Defendants argue that the Court should deny leave to amend for two reasons. First, they argue that justice does not require the Court to grant leave because SSI's proposed negligence claim merely duplicates SSI's existing malpractice and fiduciary duty claims. Defendants do not cite any authority for this proposition or tie this duplicative pleading argument to any of the factors justifying dismissal discussed above. Moreover, as SSI points out, the elements of the proposed negligence claim do not facially require SSI to prove an attorney client relationship. Compare Townsend v. Pierre, 221 N.J. 36, 51, 110 A.3d 52, 61 (2015) (“To sustain a cause of action for negligence, a plaintiff must establish four elements: ‘(1) a duty of care, (2) a breach of that duty, (3) proximate cause, and (4) actual damages.'” (quoting Polzo v. Cnty. of Essex, 196 N.J. 569, 584, 960 A.2d 375 (2008))) with McGrogan v. Till, 167 N.J. 414, 425, 771 A.2d 1187 (2001) (“The elements of a cause of action for legal malpractice are (1) the existence of an attorney-client relationship creating a duty of care by the defendant attorney, (2) the breach of that duty by the defendant, and (3) proximate causation of the damages claimed by the plaintiff.”). Thus, Defendants' first argument lacks legal and factual basis.
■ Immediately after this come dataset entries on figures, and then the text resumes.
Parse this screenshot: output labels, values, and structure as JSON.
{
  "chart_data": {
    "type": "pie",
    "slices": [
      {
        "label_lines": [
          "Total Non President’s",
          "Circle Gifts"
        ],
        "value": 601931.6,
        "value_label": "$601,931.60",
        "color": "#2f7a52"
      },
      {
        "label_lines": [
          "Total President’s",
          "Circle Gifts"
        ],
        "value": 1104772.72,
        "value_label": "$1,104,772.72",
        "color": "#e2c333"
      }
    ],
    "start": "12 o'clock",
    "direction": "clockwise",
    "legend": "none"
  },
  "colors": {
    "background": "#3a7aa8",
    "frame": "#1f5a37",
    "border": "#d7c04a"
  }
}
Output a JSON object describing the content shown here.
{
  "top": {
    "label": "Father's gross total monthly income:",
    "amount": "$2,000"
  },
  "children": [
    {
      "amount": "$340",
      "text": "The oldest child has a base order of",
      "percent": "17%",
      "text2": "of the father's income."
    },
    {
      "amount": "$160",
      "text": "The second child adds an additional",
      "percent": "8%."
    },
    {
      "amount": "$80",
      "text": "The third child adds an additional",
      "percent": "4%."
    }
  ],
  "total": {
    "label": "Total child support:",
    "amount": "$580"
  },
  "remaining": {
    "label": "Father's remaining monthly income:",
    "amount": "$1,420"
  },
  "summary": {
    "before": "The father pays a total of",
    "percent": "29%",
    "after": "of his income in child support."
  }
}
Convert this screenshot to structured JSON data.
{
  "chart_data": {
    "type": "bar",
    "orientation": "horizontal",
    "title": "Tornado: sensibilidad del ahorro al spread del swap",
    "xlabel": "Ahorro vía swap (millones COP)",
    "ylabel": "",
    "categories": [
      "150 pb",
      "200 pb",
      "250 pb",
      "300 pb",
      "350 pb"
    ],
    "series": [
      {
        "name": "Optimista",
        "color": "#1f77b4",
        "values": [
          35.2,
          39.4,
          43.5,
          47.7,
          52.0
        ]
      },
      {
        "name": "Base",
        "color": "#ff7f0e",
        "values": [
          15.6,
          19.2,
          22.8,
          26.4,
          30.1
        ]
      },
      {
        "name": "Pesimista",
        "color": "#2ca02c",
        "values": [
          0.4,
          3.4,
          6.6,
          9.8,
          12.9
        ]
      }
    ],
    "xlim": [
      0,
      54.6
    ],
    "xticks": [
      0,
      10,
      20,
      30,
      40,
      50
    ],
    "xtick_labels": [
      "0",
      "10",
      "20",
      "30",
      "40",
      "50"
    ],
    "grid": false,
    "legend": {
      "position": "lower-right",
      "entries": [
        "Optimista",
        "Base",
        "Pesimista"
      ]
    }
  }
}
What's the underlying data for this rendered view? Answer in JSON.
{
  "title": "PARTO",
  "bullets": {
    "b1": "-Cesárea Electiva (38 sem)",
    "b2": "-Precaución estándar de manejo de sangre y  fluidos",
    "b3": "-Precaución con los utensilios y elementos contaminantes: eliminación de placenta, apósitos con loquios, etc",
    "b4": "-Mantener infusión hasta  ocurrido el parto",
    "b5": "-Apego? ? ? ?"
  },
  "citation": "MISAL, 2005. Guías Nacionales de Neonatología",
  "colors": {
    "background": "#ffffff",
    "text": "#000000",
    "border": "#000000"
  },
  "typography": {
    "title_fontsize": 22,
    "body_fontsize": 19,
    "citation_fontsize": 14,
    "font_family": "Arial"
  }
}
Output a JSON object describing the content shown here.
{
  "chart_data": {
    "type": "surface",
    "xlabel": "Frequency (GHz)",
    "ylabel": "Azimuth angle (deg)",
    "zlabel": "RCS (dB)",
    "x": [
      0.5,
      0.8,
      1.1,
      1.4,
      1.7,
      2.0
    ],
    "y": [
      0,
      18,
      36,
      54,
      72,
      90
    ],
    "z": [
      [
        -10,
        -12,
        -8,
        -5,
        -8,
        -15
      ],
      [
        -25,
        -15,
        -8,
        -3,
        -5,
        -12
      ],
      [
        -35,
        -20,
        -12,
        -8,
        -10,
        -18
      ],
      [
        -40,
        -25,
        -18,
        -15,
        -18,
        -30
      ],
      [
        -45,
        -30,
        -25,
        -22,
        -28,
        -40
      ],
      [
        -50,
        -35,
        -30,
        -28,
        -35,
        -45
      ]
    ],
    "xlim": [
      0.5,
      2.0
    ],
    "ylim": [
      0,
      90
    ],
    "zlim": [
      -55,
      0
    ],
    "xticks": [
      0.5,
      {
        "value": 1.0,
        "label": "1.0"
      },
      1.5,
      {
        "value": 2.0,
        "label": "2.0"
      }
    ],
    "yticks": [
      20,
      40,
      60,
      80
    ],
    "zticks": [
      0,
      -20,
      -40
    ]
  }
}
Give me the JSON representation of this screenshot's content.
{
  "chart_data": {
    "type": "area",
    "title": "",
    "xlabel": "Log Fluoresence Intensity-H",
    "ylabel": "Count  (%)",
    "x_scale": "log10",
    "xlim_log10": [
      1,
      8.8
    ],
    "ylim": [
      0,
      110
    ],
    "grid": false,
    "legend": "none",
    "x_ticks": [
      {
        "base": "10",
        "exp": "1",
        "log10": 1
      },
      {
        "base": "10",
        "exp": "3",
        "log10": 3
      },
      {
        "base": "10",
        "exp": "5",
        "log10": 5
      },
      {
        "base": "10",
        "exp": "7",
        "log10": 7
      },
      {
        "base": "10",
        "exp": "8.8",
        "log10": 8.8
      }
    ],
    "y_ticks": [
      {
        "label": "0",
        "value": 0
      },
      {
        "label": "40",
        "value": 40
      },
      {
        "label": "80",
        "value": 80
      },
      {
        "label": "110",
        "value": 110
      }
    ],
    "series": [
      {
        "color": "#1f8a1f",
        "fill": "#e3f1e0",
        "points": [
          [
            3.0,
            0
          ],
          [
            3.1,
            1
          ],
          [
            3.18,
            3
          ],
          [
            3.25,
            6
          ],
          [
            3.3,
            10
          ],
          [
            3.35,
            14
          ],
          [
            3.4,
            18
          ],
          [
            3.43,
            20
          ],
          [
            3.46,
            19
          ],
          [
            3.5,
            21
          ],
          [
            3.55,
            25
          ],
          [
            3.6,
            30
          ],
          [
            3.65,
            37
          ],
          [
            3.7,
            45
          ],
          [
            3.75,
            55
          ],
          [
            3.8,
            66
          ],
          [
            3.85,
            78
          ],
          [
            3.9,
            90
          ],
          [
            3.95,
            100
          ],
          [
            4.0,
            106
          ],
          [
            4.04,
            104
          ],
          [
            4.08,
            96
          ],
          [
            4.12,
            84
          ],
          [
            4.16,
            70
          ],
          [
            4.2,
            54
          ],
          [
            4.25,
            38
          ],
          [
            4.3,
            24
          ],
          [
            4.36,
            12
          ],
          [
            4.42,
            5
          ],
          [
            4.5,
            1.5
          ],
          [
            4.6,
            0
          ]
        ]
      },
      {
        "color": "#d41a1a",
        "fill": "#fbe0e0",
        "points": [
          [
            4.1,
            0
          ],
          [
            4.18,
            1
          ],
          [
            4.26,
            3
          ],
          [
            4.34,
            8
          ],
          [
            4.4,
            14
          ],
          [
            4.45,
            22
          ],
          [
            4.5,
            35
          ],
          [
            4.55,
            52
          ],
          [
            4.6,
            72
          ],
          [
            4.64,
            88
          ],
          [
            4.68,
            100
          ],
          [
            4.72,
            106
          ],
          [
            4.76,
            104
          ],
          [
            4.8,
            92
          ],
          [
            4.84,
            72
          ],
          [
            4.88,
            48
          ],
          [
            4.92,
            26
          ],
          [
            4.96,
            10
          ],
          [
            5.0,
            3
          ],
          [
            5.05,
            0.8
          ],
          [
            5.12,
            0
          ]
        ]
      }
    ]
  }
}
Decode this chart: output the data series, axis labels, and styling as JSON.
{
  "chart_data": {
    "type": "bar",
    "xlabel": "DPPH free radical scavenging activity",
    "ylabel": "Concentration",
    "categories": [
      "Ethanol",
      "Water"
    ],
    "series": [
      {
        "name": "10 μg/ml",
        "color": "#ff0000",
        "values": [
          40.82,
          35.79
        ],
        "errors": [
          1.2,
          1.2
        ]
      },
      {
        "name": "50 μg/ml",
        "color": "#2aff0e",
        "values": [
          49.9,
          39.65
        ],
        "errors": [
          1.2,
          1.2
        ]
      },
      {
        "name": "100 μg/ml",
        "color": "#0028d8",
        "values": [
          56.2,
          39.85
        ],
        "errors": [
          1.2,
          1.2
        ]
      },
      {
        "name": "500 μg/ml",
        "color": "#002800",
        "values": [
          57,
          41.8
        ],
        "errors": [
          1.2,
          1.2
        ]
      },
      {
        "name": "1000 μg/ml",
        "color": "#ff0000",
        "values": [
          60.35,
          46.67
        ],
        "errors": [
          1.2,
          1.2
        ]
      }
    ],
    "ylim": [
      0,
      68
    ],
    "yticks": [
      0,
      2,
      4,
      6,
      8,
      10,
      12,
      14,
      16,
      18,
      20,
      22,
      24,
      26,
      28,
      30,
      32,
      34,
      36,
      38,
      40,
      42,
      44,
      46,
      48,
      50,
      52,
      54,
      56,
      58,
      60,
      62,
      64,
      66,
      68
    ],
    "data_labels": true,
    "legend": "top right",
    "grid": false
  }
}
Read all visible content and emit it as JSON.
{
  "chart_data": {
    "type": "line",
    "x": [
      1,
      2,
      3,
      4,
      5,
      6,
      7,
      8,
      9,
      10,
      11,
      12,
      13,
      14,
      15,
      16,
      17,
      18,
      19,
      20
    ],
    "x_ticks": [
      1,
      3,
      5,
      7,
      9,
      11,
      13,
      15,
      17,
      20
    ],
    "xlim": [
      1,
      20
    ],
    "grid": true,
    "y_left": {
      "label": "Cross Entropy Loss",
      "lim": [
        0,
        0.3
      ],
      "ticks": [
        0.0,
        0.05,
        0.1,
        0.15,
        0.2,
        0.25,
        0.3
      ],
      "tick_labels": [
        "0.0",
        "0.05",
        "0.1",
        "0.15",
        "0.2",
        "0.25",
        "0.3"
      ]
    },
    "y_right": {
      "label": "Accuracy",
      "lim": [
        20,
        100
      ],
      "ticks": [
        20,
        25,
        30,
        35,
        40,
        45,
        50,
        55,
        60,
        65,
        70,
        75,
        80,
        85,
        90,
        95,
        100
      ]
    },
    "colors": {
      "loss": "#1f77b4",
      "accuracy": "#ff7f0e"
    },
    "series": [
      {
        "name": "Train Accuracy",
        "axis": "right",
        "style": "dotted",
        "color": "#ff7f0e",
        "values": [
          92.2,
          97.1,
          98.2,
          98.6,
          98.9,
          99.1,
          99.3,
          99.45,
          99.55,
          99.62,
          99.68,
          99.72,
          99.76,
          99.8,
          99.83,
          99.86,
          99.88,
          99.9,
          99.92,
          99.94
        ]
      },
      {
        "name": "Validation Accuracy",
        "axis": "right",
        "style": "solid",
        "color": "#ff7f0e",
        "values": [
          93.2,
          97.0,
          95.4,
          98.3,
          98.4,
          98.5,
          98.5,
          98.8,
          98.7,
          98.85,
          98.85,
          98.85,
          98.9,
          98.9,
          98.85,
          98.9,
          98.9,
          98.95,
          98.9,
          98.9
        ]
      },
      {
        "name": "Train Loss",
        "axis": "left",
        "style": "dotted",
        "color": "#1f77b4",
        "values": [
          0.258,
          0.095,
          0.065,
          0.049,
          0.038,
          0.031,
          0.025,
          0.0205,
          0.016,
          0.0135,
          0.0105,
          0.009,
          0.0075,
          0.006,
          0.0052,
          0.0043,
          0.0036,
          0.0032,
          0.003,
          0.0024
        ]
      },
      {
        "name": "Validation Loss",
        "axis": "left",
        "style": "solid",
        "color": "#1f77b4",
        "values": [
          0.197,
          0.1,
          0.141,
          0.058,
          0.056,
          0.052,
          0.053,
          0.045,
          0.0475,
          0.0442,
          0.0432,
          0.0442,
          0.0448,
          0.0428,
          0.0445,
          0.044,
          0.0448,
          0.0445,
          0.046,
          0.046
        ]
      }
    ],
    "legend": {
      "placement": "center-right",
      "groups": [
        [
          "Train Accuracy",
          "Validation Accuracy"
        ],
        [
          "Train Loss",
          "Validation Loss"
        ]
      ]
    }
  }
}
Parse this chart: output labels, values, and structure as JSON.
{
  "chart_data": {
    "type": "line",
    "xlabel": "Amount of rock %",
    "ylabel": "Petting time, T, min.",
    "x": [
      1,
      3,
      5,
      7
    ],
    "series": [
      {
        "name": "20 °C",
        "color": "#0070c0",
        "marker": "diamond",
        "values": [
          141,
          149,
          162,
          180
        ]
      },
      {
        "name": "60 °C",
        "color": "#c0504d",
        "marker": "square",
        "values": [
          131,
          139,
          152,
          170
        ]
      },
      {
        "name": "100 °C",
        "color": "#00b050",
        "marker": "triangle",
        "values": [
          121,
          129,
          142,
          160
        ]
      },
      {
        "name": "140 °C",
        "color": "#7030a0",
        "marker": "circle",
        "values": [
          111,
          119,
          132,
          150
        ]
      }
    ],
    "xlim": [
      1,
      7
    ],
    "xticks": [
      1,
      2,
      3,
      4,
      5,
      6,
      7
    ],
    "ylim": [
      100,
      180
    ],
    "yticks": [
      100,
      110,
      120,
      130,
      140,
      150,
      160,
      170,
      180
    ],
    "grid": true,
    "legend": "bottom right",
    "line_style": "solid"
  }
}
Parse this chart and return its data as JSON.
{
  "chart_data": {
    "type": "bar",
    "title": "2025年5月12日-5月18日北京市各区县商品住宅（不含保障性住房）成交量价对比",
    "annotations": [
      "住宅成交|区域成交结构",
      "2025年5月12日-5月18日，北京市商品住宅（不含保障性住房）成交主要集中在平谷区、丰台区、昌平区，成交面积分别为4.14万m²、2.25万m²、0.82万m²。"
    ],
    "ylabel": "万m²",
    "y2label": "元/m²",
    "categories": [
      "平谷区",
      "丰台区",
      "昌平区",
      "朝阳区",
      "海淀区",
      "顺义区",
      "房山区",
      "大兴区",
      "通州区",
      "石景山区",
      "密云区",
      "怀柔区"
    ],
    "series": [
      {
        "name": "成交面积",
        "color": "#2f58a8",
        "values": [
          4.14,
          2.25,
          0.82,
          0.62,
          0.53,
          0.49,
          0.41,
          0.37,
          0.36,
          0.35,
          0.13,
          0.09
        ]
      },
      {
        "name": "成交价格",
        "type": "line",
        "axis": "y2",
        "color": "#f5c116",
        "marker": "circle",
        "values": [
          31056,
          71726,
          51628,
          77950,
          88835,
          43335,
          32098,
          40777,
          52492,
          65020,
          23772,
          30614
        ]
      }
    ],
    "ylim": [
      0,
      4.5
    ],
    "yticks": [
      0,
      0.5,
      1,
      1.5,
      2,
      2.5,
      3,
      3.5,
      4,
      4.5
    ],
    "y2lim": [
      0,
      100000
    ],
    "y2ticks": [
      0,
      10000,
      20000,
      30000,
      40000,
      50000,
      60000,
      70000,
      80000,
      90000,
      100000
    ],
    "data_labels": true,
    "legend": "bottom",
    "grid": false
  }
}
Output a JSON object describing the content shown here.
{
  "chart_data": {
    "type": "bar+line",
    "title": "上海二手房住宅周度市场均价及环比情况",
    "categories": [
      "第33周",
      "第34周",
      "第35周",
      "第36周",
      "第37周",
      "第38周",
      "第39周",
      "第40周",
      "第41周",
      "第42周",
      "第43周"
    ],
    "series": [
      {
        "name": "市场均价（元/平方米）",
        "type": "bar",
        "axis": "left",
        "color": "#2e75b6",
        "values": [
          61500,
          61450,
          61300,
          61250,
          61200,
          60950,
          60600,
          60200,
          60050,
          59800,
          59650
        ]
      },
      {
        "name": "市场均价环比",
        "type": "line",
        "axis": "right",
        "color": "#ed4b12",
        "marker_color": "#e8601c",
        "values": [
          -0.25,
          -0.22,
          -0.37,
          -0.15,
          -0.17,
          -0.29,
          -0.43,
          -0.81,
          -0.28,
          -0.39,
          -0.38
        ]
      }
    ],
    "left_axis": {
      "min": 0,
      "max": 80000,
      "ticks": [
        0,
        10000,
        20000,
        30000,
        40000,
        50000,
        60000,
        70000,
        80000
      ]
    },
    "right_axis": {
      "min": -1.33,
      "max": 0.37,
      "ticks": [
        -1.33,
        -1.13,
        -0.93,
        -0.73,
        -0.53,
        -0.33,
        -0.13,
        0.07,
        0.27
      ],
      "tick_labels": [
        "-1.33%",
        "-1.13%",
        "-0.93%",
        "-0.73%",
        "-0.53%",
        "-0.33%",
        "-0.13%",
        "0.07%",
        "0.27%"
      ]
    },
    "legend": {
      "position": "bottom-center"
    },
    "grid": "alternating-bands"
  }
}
Second, Defendants argue that permitting amendment would unduly delay the case, cause hardship to Defendants, and waste judicial resources. [See Dkt. 35]. The Court disagrees. Although SSI has already amended its pleadings once, Defendants themselves acknowledge that the first amendment only addressed jurisdictional deficiencies and not SSI's substantive claims. [See Dkt. 35 at 8-9]. Thus, SSI has not “repeated[ly] fail[ed] to cure deficiencies by amendments previously allowed.” Mullin, 875 F.3d at 149. Defendants also acknowledge that the proposed negligence claim will likely involve the same facts as the malpractice and fiduciary duty claims, and is therefore unlikely to expand discovery or otherwise harm Defendants. [See Dkt. 35 at 6-8].
Since Defendants will not suffer undue prejudice, the Court will grant SSI leave to file its Second Amended Complaint.
VI. Conclusion
For the reasons discussed above, the Court will deny Defendant's Motion to Dismiss, and will grant SSI's Motion for Leave. An appropriate order shall follow.